I had nothing left to say. I fell back in my chair and gazed at the
colonel, who was now employed in lighting a cigarette. At the same
moment a sound of rapid wheels struck on my ears. Then I heard the
sweet, clear voice I knew so well saying:

"I'll just disturb him for a moment, Mr. Jones. I want him to tear
himself from work for a day, and come for a ride."

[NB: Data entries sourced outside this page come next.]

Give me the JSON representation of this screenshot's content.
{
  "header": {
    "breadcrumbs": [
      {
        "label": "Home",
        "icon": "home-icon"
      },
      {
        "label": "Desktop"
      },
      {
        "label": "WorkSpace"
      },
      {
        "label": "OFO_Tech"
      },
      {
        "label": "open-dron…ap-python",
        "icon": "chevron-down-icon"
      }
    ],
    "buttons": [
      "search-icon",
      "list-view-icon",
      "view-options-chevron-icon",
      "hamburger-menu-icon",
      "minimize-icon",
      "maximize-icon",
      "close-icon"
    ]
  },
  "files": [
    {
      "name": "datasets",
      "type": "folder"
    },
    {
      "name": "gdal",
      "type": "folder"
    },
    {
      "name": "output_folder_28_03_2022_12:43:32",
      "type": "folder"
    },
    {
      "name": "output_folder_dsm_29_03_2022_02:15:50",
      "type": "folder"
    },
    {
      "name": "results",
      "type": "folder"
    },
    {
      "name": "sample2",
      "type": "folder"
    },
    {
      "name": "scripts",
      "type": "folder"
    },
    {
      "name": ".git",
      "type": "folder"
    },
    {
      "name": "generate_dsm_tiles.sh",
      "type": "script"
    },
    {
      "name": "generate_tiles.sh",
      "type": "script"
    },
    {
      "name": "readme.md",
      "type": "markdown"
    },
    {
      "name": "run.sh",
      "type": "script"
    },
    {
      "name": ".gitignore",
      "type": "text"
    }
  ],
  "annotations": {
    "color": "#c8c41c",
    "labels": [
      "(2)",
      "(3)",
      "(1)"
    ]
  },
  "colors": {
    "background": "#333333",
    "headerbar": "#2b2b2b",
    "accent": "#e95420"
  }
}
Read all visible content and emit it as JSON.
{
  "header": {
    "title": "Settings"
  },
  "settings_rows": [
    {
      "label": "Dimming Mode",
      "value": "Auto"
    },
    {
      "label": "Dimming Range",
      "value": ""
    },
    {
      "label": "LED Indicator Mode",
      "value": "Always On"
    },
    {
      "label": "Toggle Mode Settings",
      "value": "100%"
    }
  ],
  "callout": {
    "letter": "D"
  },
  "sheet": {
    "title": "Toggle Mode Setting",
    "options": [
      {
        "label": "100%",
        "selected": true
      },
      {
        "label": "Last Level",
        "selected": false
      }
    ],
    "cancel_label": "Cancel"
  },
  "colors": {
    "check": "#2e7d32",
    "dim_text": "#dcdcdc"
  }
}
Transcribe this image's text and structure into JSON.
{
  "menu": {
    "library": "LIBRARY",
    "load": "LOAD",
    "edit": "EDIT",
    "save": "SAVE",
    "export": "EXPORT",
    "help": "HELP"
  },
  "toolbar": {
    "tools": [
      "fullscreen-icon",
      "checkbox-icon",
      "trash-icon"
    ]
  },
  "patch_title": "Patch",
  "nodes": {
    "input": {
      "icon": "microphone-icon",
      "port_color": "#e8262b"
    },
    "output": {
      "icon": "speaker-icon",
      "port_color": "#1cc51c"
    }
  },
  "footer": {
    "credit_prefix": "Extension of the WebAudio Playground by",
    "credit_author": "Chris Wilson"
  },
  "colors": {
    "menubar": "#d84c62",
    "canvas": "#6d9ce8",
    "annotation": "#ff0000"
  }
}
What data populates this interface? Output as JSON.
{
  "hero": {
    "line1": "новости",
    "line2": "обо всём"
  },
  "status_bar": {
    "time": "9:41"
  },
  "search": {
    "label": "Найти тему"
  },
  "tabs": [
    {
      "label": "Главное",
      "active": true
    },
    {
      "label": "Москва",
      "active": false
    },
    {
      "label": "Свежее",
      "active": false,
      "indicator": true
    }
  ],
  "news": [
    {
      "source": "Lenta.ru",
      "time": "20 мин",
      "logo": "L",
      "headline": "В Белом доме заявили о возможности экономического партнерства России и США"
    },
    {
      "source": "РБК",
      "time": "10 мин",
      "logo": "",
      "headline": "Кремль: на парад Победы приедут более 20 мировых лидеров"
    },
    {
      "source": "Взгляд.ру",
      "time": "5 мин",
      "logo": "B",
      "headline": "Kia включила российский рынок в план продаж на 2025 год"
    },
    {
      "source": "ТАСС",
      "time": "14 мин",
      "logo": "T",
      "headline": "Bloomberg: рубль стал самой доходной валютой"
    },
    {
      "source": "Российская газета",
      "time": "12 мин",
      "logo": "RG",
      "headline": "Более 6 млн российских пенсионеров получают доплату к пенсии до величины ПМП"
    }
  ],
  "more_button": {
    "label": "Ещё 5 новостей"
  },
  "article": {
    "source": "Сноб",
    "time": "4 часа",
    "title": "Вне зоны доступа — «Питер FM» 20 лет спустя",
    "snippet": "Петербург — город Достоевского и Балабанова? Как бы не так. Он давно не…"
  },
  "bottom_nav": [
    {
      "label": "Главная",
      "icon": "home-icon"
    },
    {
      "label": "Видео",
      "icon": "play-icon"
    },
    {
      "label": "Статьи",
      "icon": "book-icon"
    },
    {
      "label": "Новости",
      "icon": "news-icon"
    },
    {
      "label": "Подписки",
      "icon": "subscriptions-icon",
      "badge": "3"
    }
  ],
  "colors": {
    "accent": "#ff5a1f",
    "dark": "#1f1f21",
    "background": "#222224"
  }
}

She opened my door, and came swiftly in. On seeing the colonel she
took in the position, and said to that gentleman:

"Have you told him?"

"I have just done so, signorina," he replied.

I had not energy enough to greet her; so she also sat down uninvited,
and took off her gloves--not lazily, like the colonel, but with an air
as though she would, if a man, take off her coat, to meet the crisis
more energetically.

At last I said, with conviction:

"He's a wonderful man! How did you find it out, colonel?"

"Had Johnny Carr to dine and made him drunk," said that worthy.

"You don't mean he trusted Johnny?"

"Odd, isn't it?" said the colonel. "With his experience, too. He might
have known Johnny was an ass. I suppose there was no one else."

"He knew," said the signorina, "anyone else in the place would betray
him; he knew Johnny wouldn't if he could help it. He underrated your
powers, colonel."

"Well," said I, "I can't help it, can I? My directors will lose. The
bondholders will lose. But how does it hurt me?"

The colonel and the signorina both smiled gently.

"You do it very well, Martin," said the former, "but it will save time
if I state that both Signorina Nugent and myself are possessed of
the details regarding the--" (The colonel paused, and stroked his
mustache.)

"The second loan," said the signorina.

I was less surprised at this, recollecting certain conversations.

"Ah! and how did you find that out?" I asked.

"She told me," said the colonel, indicating his fair neighbor.

"And may I ask how you found it out, signorina?"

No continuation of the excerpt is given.